By Cyril Altmeyer and Victoria Bryan
PARIS/BERLIN (Reuters) - Air France-KLM (AIRF.PA) installed a triumvirate of executives led by its finance chief to run the strike-hit airline while it searches for a new CEO, following a standoff over staff pay.
Tuesday's move is designed to fill a gap left by the abrupt departure of chief executive Jean-Marc Janaillac after Air France staff earlier this month rejected a pay proposal aimed at ending a series of strikes that have resulted in heavy losses.
In a statement ahead of an annual shareholder meeting, Air France-KLM said the new three-person executive committee would comprise group Finance Director Frederic Gagey, who would take on the role of chief executive, and the existing heads of the two national brands that merged in 2004: Air France and KLM.
Shares in the group dropped after the announcement and were down 3.3 percent at 1344 GMT.
Bernstein analysts said in a note that while the move provides some stability, a formal successor was still required.
"Whoever that person is will face significant challenges throughout the business, from competitive threats in AF KLM's key markets, an emboldened union in France which is likely to ramp up its demands and the lack of a coherent long-term strategy," they wrote.
Air France-KLM also named board member Anne-Marie Couderc as non-executive chairwoman.
"This transitional governance structure is established for the shortest-possible period required to effectively complete the succession process for the roles vacated by Jean-Marc Janaillac," the company said in a statement.
The interim leadership of Europe's second-largest network carrier by revenue will face French unions emboldened by the exit of Janaillac, who announced his resignation on May 4 after putting his job on the line as French staff voted on pay.
The French government, already locked in a battle over reforms at state railway operator SNCF, has said it will not bail out Air France - where a protracted dispute between management and unions over pay has resulted in 15 days of walkouts this year, costing the group 400 million euros ($479 million).
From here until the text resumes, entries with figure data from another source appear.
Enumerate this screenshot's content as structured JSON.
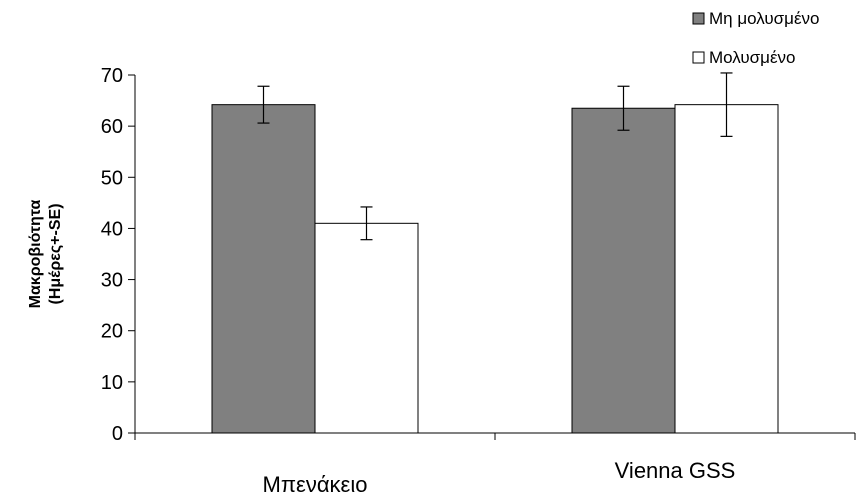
{
  "chart_data": {
    "type": "bar",
    "categories": [
      "Μπενάκειο",
      "Vienna GSS"
    ],
    "series": [
      {
        "name": "Μη μολυσμένο",
        "color": "#808080",
        "values": [
          64.2,
          63.5
        ],
        "errors": [
          3.6,
          4.3
        ]
      },
      {
        "name": "Μολυσμένο",
        "color": "#ffffff",
        "values": [
          41.0,
          64.2
        ],
        "errors": [
          3.2,
          6.2
        ]
      }
    ],
    "title": "",
    "xlabel": "",
    "ylabel": [
      "Μακροβιότητα",
      "(Ημέρες+-SE)"
    ],
    "ylim": [
      0,
      70
    ],
    "yticks": [
      0,
      10,
      20,
      30,
      40,
      50,
      60,
      70
    ],
    "grid": false,
    "legend_position": "top-right"
  }
}
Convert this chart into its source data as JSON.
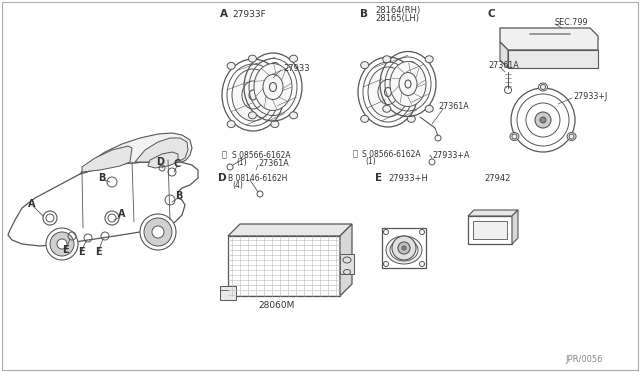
{
  "bg_color": "#ffffff",
  "line_color": "#555555",
  "text_color": "#333333",
  "part_number_ref": "JPR/0056",
  "labels": {
    "part_27933F": "27933F",
    "part_27933": "27933",
    "part_28164": "28164(RH)",
    "part_28165": "28165(LH)",
    "part_27361A_1": "27361A",
    "part_27361A_2": "27361A",
    "part_27361A_C": "27361A",
    "part_08566_1": "S 08566-6162A",
    "part_08566_2": "S 08566-6162A",
    "part_1_1": "(1)",
    "part_1_2": "(1)",
    "part_27933_plus_A": "27933+A",
    "part_27933_plus_J": "27933+J",
    "part_SEC799": "SEC.799",
    "part_08146": "B 08146-6162H",
    "part_4": "(4)",
    "part_28060M": "28060M",
    "part_27933_plus_H": "27933+H",
    "part_27942": "27942"
  }
}
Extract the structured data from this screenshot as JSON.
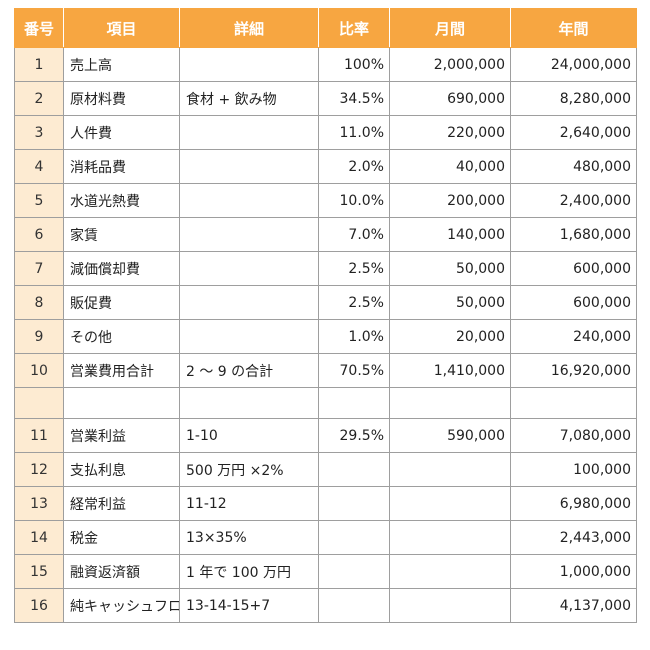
{
  "headers": [
    "番号",
    "項目",
    "詳細",
    "比率",
    "月間",
    "年間"
  ],
  "rows": [
    {
      "no": "1",
      "item": "売上高",
      "detail": "",
      "ratio": "100%",
      "monthly": "2,000,000",
      "annual": "24,000,000"
    },
    {
      "no": "2",
      "item": "原材料費",
      "detail": "食材 + 飲み物",
      "ratio": "34.5%",
      "monthly": "690,000",
      "annual": "8,280,000"
    },
    {
      "no": "3",
      "item": "人件費",
      "detail": "",
      "ratio": "11.0%",
      "monthly": "220,000",
      "annual": "2,640,000"
    },
    {
      "no": "4",
      "item": "消耗品費",
      "detail": "",
      "ratio": "2.0%",
      "monthly": "40,000",
      "annual": "480,000"
    },
    {
      "no": "5",
      "item": "水道光熱費",
      "detail": "",
      "ratio": "10.0%",
      "monthly": "200,000",
      "annual": "2,400,000"
    },
    {
      "no": "6",
      "item": "家賃",
      "detail": "",
      "ratio": "7.0%",
      "monthly": "140,000",
      "annual": "1,680,000"
    },
    {
      "no": "7",
      "item": "減価償却費",
      "detail": "",
      "ratio": "2.5%",
      "monthly": "50,000",
      "annual": "600,000"
    },
    {
      "no": "8",
      "item": "販促費",
      "detail": "",
      "ratio": "2.5%",
      "monthly": "50,000",
      "annual": "600,000"
    },
    {
      "no": "9",
      "item": "その他",
      "detail": "",
      "ratio": "1.0%",
      "monthly": "20,000",
      "annual": "240,000"
    },
    {
      "no": "10",
      "item": "営業費用合計",
      "detail": "2 ～ 9 の合計",
      "ratio": "70.5%",
      "monthly": "1,410,000",
      "annual": "16,920,000"
    },
    {
      "no": "",
      "item": "",
      "detail": "",
      "ratio": "",
      "monthly": "",
      "annual": ""
    },
    {
      "no": "11",
      "item": "営業利益",
      "detail": "1-10",
      "ratio": "29.5%",
      "monthly": "590,000",
      "annual": "7,080,000"
    },
    {
      "no": "12",
      "item": "支払利息",
      "detail": "500 万円 ×2%",
      "ratio": "",
      "monthly": "",
      "annual": "100,000"
    },
    {
      "no": "13",
      "item": "経常利益",
      "detail": "11-12",
      "ratio": "",
      "monthly": "",
      "annual": "6,980,000"
    },
    {
      "no": "14",
      "item": "税金",
      "detail": "13×35%",
      "ratio": "",
      "monthly": "",
      "annual": "2,443,000"
    },
    {
      "no": "15",
      "item": "融資返済額",
      "detail": "1 年で 100 万円",
      "ratio": "",
      "monthly": "",
      "annual": "1,000,000"
    },
    {
      "no": "16",
      "item": "純キャッシュフロー",
      "detail": "13-14-15+7",
      "ratio": "",
      "monthly": "",
      "annual": "4,137,000"
    }
  ],
  "colors": {
    "header_bg": "#f7a641",
    "number_col_bg": "#fdebd2",
    "grid": "#9e9e9e"
  }
}
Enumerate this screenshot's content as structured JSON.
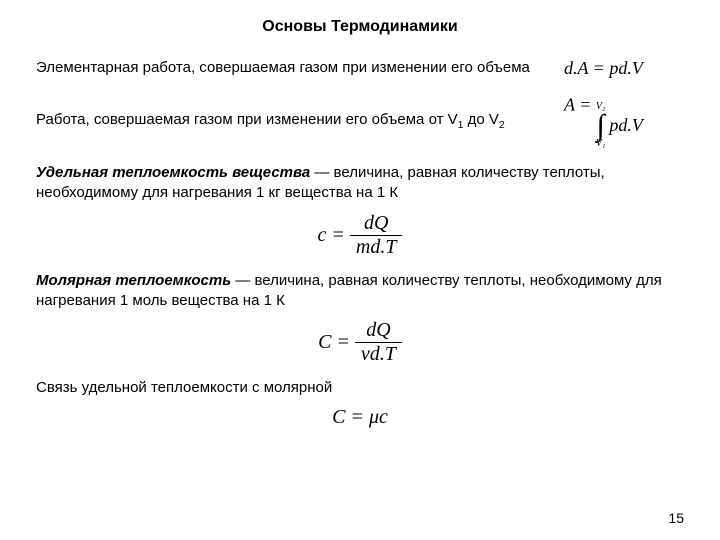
{
  "title": "Основы Термодинамики",
  "row1": {
    "text": "Элементарная работа, совершаемая газом при изменении его объема",
    "formula_html": "d.A = pd.V"
  },
  "row2": {
    "text_prefix": "Работа, совершаемая газом при изменении его объема от V",
    "sub1": "1",
    "mid": " до V",
    "sub2": "2",
    "int_upper": "V₂",
    "int_lower": "V₁",
    "lhs": "A = ",
    "integrand": "pd.V"
  },
  "def1": {
    "term": "Удельная теплоемкость вещества",
    "rest": " — величина, равная количеству теплоты, необходимому для нагревания 1 кг вещества на 1 К"
  },
  "formula1": {
    "lhs": "c = ",
    "num": "dQ",
    "den": "md.T"
  },
  "def2": {
    "term": "Молярная теплоемкость",
    "rest": " — величина, равная количеству теплоты, необходимому для нагревания 1 моль вещества на 1 К"
  },
  "formula2": {
    "lhs": "C = ",
    "num": "dQ",
    "den": "νd.T"
  },
  "def3": {
    "text": "Связь удельной теплоемкости с молярной"
  },
  "formula3": {
    "text": "C = μc"
  },
  "page_number": "15"
}
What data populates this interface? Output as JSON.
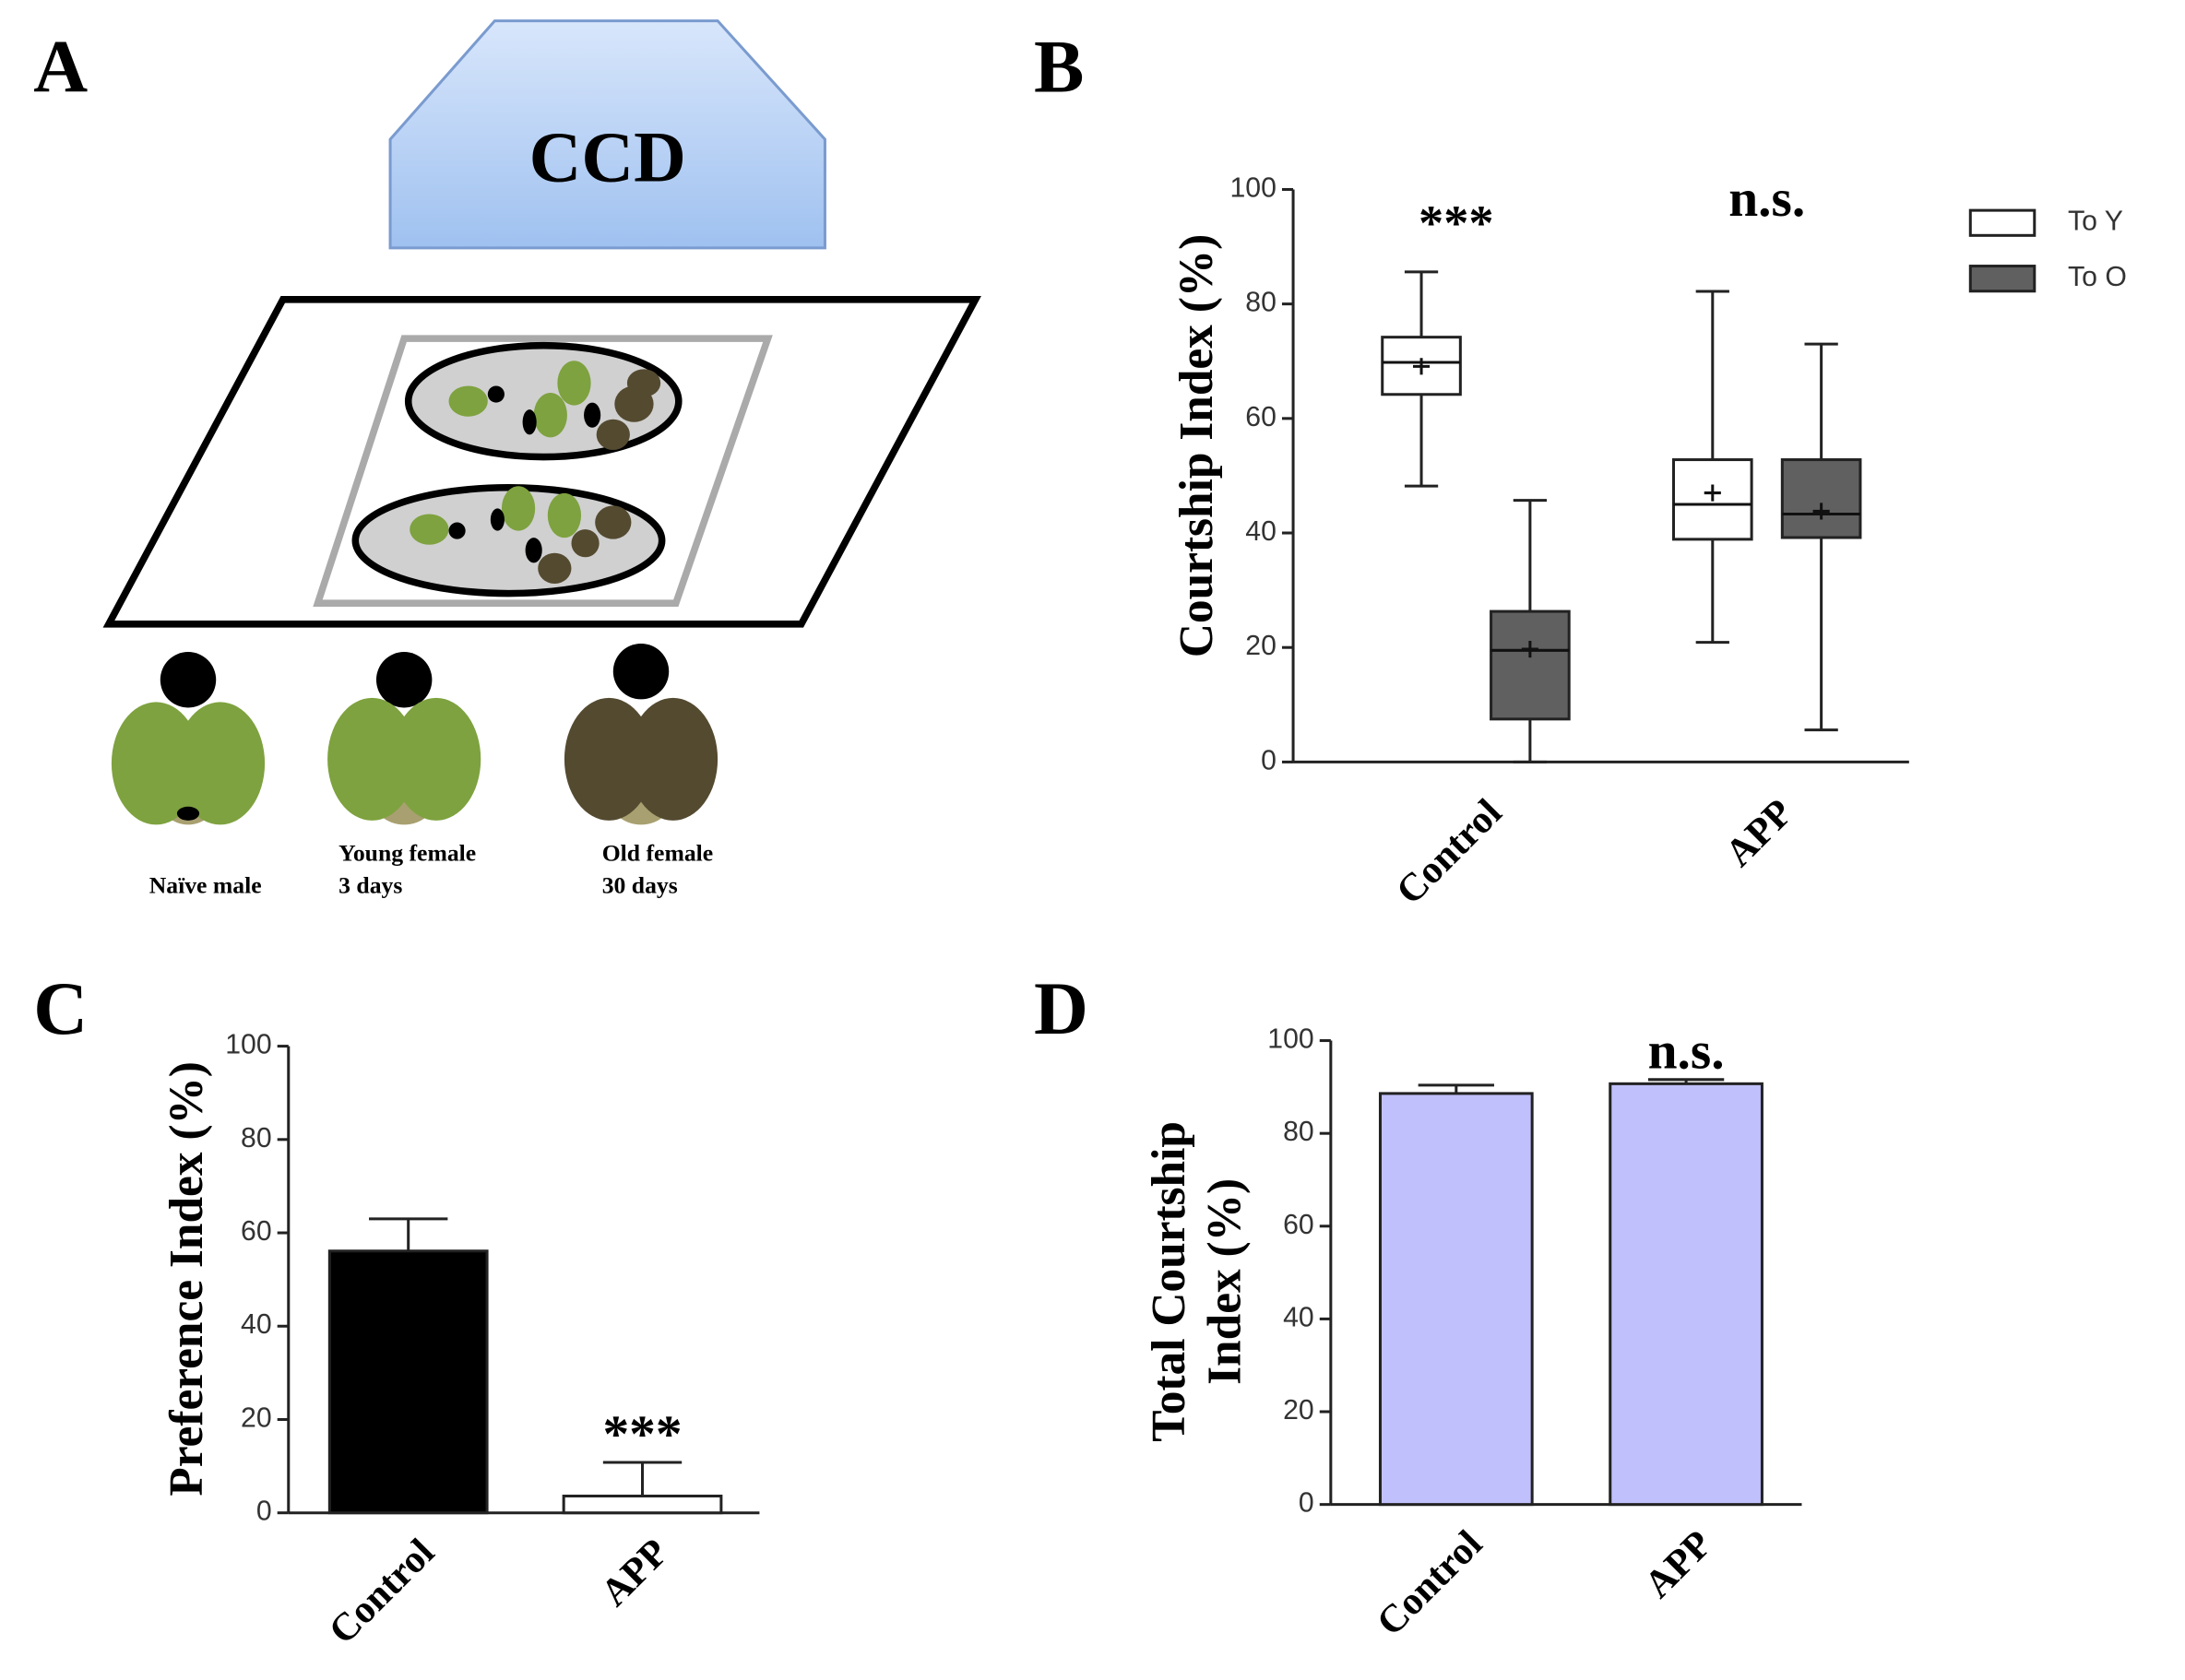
{
  "diagram": {
    "label": "A",
    "camera": "CCD",
    "flies": [
      {
        "line1": "Naïve male"
      },
      {
        "line1": "Young female",
        "line2": "3 days"
      },
      {
        "line1": "Old female",
        "line2": "30 days"
      }
    ]
  },
  "chart_data": [
    {
      "type": "box",
      "label": "B",
      "ylabel": [
        "Courtship Index (%)"
      ],
      "categories": [
        "Control",
        "APP"
      ],
      "series": [
        {
          "name": "To Y",
          "color": "#ffffff",
          "values": [
            {
              "min": 48.2,
              "q1": 64.2,
              "median": 69.8,
              "q3": 74.2,
              "max": 85.6,
              "mean": 69.1
            },
            {
              "min": 20.9,
              "q1": 38.9,
              "median": 45,
              "q3": 52.8,
              "max": 82.2,
              "mean": 47
            }
          ]
        },
        {
          "name": "To O",
          "color": "#606060",
          "values": [
            {
              "min": 0,
              "q1": 7.5,
              "median": 19.5,
              "q3": 26.3,
              "max": 45.7,
              "mean": 19.7
            },
            {
              "min": 5.6,
              "q1": 39.2,
              "median": 43.3,
              "q3": 52.8,
              "max": 73,
              "mean": 43.8
            }
          ]
        }
      ],
      "annotations": [
        "***",
        "n.s."
      ],
      "ylim": [
        0,
        100
      ],
      "yticks": [
        0,
        20,
        40,
        60,
        80,
        100
      ]
    },
    {
      "type": "bar",
      "label": "C",
      "ylabel": [
        "Preference Index (%)"
      ],
      "categories": [
        "Control",
        "APP"
      ],
      "values": [
        56.1,
        3.6
      ],
      "errors": [
        6.9,
        7.2
      ],
      "colors": [
        "#000000",
        "#ffffff"
      ],
      "annotations": [
        null,
        "***"
      ],
      "ylim": [
        0,
        100
      ],
      "yticks": [
        0,
        20,
        40,
        60,
        80,
        100
      ]
    },
    {
      "type": "bar",
      "label": "D",
      "ylabel": [
        "Total Courtship",
        "Index (%)"
      ],
      "categories": [
        "Control",
        "APP"
      ],
      "values": [
        88.6,
        90.7
      ],
      "errors": [
        1.8,
        0.9
      ],
      "colors": [
        "#c0c0fc",
        "#c0c0fc"
      ],
      "annotations": [
        null,
        "n.s."
      ],
      "ylim": [
        0,
        100
      ],
      "yticks": [
        0,
        20,
        40,
        60,
        80,
        100
      ]
    }
  ]
}
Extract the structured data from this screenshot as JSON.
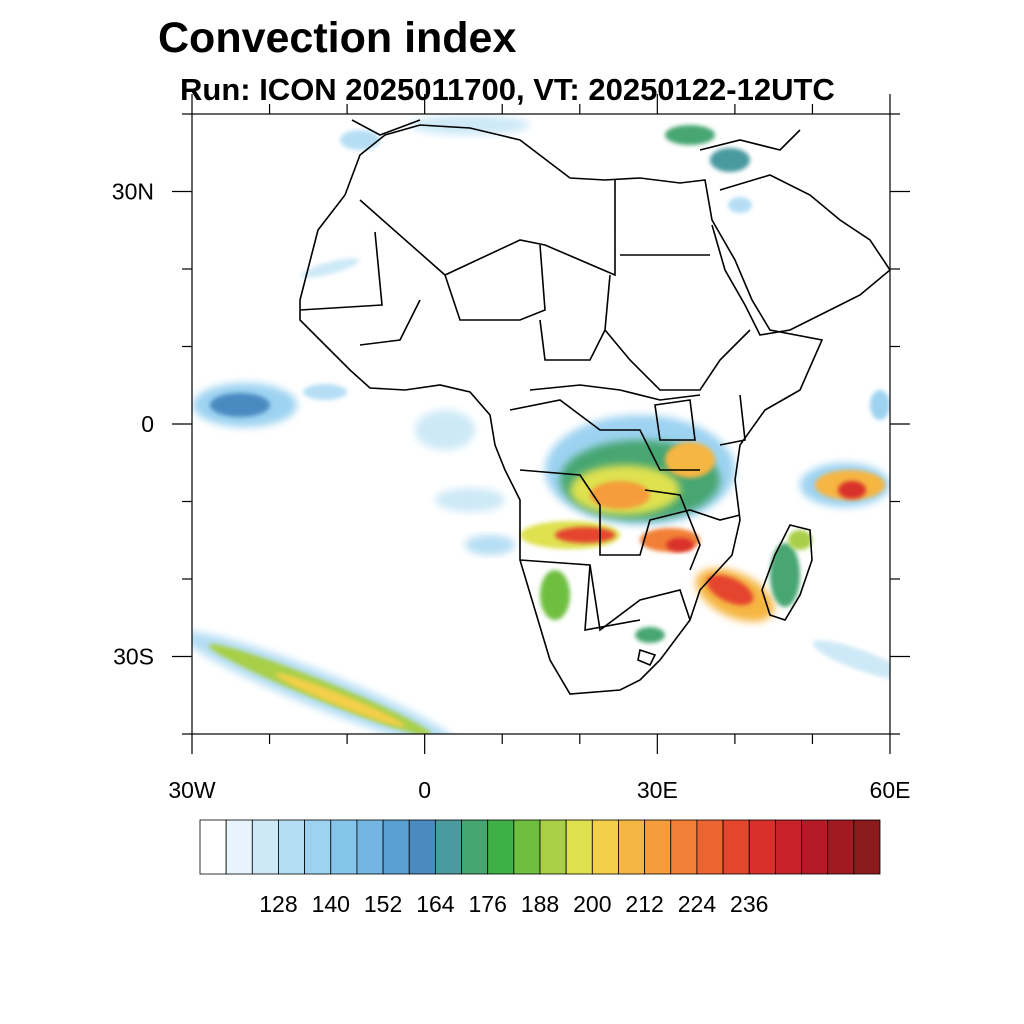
{
  "title": "Convection index",
  "subtitle": "Run: ICON 2025011700,  VT: 20250122-12UTC",
  "map": {
    "lat_ticks": [
      {
        "label": "30N",
        "value": 30
      },
      {
        "label": "0",
        "value": 0
      },
      {
        "label": "30S",
        "value": -30
      }
    ],
    "lon_ticks": [
      {
        "label": "30W",
        "value": -30
      },
      {
        "label": "0",
        "value": 0
      },
      {
        "label": "30E",
        "value": 30
      },
      {
        "label": "60E",
        "value": 60
      }
    ],
    "lon_range": [
      -30,
      60
    ],
    "lat_range": [
      -40,
      40
    ],
    "ocean_color": "#ffffff",
    "border_color": "#000000"
  },
  "colorbar": {
    "labels": [
      "128",
      "140",
      "152",
      "164",
      "176",
      "188",
      "200",
      "212",
      "224",
      "236"
    ],
    "colors": [
      "#ffffff",
      "#e8f4fb",
      "#cde9f7",
      "#b5def4",
      "#9dd3f1",
      "#86c5eb",
      "#74b6e3",
      "#5a9fd3",
      "#4a8ac1",
      "#4a9aa0",
      "#46a672",
      "#3fb046",
      "#6ebf3f",
      "#a8cf46",
      "#dfe14f",
      "#f4cf4a",
      "#f6b642",
      "#f59c3b",
      "#f27f36",
      "#ec6431",
      "#e5452d",
      "#d9302b",
      "#c9212a",
      "#b51b27",
      "#a11a22",
      "#8b1b1c"
    ]
  }
}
On Tuesday, an adviser to President Emmanuel Macron said the French government had no plans to reduce its 14.3 percent stake in Air France-KLM, but may not maintain this level forever.
In a sign that the board is ready to hold the line over the labour dispute at Air France, the statement said the French subsidiary's chief executive, Franck Terner, would not have a mandate to take any decisions that would jeopardise the growth strategy already approved by the board.
"The board is aware of the difficulties currently being traversed by Air France and requested to be kept regularly informed of the company's labour situation," it said.
Terner and KLM counterpart Pieter Elbers will remain in their posts and sit inside the top triumvirate alongside Gagey.
"It is important that, throughout the group, we restore the good spirit, cohesion, and stability that we had in the early days of our partnership," Elbers said in a statement.
Speaking at the AGM, outgoing CEO Janaillac said the group had to work on that cohesion, plus improve its profit margins, which are below that of rivals.
"We have to be strong to capture growth in this industry. If we do not grow as fast as rivals, then we will lose ground," Janaillac said on his final day at the company.